DEC wants less extensive remediation at Edgestone site

From the Queens Chronicle:

When the Department of Environmental Conservation notified Community Board 7 that single-family homes could not be built at the Waterpointe development on Whitestone’s waterfront, it didn’t go unnoticed.

The Edgestone Group, which is planning to build 52 single-family homes at the site, is participating in the DEC’s brownfield cleanup program. The agency had said on Sept. 20 that fill used to replace contaminated soil at the site was not of the quality required by the type of cleanup being pursued there, which is called Track 2 residential cleanup.

So, a DEC Fact Sheet went on, “it is appropriate that the remedy be modified to a ‘Track 4’ restricted residential cleanup.” Which, the agency continued, applies only to “multi-family residential housing with restrictions that prohibit housing without a common controlling entity responsible for maintaining the [institutional and engineering controls].”

Not exactly music to the ears of a community board that has been adamant about the Waterpointe development being single-family homes.

CB 7 First Vice Chairman Chuck Apelian and board member Joe Sweeney were alarmed when they saw the message from DEC.

“We got this notice — Chuck saw it, I saw it and I said ‘This is impossible, because that’s not what we negotiated,’” Sweeney said at the board’s meeting on Monday. “We negotiated those 52 homes.”

He called the DEC. And ultimately, the agency agreed to allow the single-family house plan, though the restricted residential Track 4 will still be used.

Sweeney told the Chronicle that the DEC informed him the fill described in its fact sheet that resulted in the track change had been placed there by Edgestone.


LoScalzo said...

"… ultimately, the agency agreed to allow the single-family house plan, though the restricted residential Track 4 will still be used."

Something doesn't seem to add up.

The non-negotiable, statutory definition of "restricted-residential use" specifies that "Restricted-residential use … shall, at a minimum, include restrictions which PROHIBIT … single family housing" (emphasis added; 6 NYCRR § 375-1.8(g)(2)(ii)).

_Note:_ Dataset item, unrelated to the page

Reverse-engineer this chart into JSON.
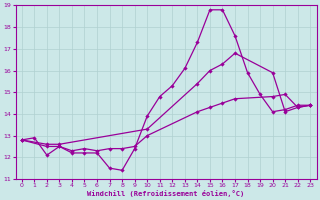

In light of that clear statutory prohibition, how can NYSDEC proceed with classifying the site as "restricted-residential," and then allow single-family homes there?

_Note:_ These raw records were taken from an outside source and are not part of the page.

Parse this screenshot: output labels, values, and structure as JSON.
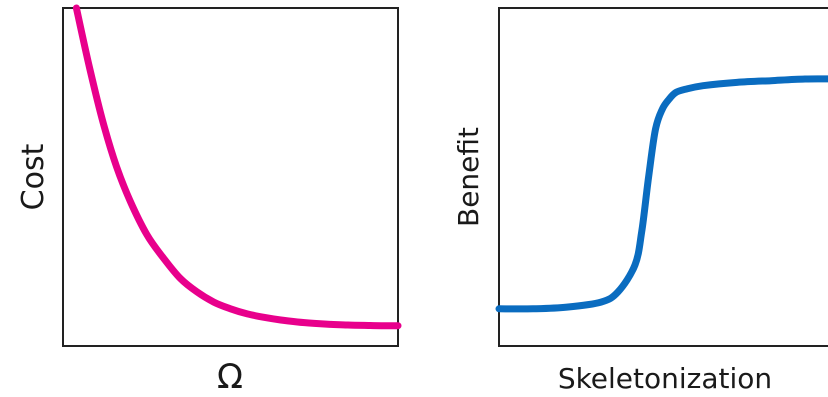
{
  "chart_data": [
    {
      "type": "line",
      "title": "",
      "xlabel": "Ω",
      "ylabel": "Cost",
      "xlim": [
        0,
        1
      ],
      "ylim": [
        0,
        1
      ],
      "grid": false,
      "ticks": false,
      "series": [
        {
          "color": "#e8008c",
          "x": [
            0.04,
            0.08,
            0.12,
            0.16,
            0.2,
            0.25,
            0.3,
            0.35,
            0.4,
            0.45,
            0.5,
            0.55,
            0.6,
            0.65,
            0.7,
            0.75,
            0.8,
            0.85,
            0.9,
            0.95,
            1.0
          ],
          "y": [
            1.0,
            0.82,
            0.66,
            0.53,
            0.43,
            0.33,
            0.26,
            0.2,
            0.16,
            0.13,
            0.11,
            0.095,
            0.085,
            0.077,
            0.071,
            0.067,
            0.064,
            0.062,
            0.061,
            0.06,
            0.06
          ]
        }
      ]
    },
    {
      "type": "line",
      "title": "",
      "xlabel": "Skeletonization",
      "ylabel": "Benefit",
      "xlim": [
        0,
        1
      ],
      "ylim": [
        0,
        1
      ],
      "grid": false,
      "ticks": false,
      "series": [
        {
          "color": "#0a6cc0",
          "x": [
            0.0,
            0.1,
            0.2,
            0.3,
            0.35,
            0.4,
            0.42,
            0.44,
            0.46,
            0.48,
            0.5,
            0.52,
            0.55,
            0.6,
            0.7,
            0.8,
            0.9,
            1.0
          ],
          "y": [
            0.11,
            0.11,
            0.115,
            0.13,
            0.16,
            0.24,
            0.34,
            0.5,
            0.64,
            0.7,
            0.73,
            0.75,
            0.76,
            0.77,
            0.78,
            0.785,
            0.79,
            0.79
          ]
        }
      ]
    }
  ]
}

A separate section of the statute provides that "residential use" (i.e., without restrictions) "is the land use category which will be considered for single family housing" (6 NYCRR § 375-1.8(g)(2)(i)). But apparently Waterpointe requires restrictions, and therefore does not qualify for the "residential use" classification which pertains to single family housing.

NYSDEC cannot arbitrarily manipulate a site's land use category to circumvent the plain requirements of the law.

I suspect we have not heard the last on this.

Anonymous said...

Isn't Paul Vallone hooked up with them?